If our AR(1) model is stationary, then

\[ \lvert \phi \rvert < 1 ~ \Rightarrow ~ \lim_{k \to \infty} \phi^{k+1} = 0 \]

so

\[ \begin{align} x_t &= w_t + \phi w_{t-1}+ \phi^2 w_{t-2} + \dots + \phi^k w_{t-k} + \phi^{k+1} x_{t-k-1} \\ & \Downarrow \\ x_t &= w_t + \phi w_{t-1}+ \phi^2 w_{t-2} + \dots + \phi^k w_{t-k} \end{align} \] \[ \]

An MA(q) process is invertible if it can be written as a stationary autoregressive process of infinite order without an error term

For example, consider an MA(1) model

\[ \begin{align} x_t &= w_t + \theta w_{t-1} \\ & \Downarrow \\ w_t &= x_t - \theta w_{t-1} \\ w_t &= x_t - \theta (x_{t-1} - \theta w_{t-2}) \\ w_t &= x_t - \theta x_{t-1} - \theta^2 w_{t-2} \\ & ~~\vdots \\ w_t &= x_t - \theta x_{t-1} + \dots + (-\theta)^k x_{t-k} + (-\theta)^{k+1} w_{t-k-1} \\ \end{align} \]

If we constrain \(\lvert \theta \rvert < 1\), then

\[ \lim_{k \to \infty} (-\theta)^{k+1} w_{t-k-1} = 0 \]

and

\[ \begin{align} w_t &= x_t - \theta x_{t-1} + \dots + (-\theta)^k x_{t-k} + (-\theta)^{k+1} w_{t-k-1} \\ & \Downarrow \\ w_t &= x_t - \theta x_{t-1} + \dots + (-\theta)^k x_{t-k} \\ w_t &= x_t + \sum_{k=1}^\infty(-\theta)^k x_{t-k} \end{align} \]

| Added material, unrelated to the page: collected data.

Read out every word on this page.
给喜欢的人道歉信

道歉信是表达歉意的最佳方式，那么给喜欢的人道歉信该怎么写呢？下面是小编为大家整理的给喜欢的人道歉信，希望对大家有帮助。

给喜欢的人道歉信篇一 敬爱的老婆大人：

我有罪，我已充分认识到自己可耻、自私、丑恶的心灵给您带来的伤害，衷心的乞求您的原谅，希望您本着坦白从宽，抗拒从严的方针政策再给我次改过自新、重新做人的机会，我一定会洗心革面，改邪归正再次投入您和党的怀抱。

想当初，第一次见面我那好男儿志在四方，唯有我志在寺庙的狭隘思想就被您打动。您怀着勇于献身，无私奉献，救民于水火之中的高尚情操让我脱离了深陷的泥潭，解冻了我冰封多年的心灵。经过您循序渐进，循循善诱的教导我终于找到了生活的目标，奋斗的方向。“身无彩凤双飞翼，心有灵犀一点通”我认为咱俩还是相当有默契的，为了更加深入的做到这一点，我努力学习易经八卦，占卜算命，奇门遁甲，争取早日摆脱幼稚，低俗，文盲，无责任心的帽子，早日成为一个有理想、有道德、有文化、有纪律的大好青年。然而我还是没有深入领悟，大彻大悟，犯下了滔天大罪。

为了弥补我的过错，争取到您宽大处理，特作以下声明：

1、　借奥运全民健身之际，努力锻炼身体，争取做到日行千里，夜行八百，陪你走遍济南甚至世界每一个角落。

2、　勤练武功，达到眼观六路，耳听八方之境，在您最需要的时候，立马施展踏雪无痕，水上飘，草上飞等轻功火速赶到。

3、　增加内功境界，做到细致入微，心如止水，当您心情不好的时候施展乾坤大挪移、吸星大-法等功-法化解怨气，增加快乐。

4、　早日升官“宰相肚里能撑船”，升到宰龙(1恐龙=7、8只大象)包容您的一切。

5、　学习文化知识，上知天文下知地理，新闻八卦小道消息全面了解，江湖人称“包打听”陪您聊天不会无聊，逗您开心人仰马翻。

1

Q: Why do we care if an MA(q) model is invertible?

A: It helps us identify the model's parameters

For example, these MA(1) models are equivalent

\[ x_t = w_t + \frac{1}{5} w_{t-1}, ~\text{with} ~w_t \sim ~\text{N}(0,25) \]

\[ x_t = w_t + 5 w_{t-1}, ~\text{with} ~w_t \sim ~\text{N}(0,1) \]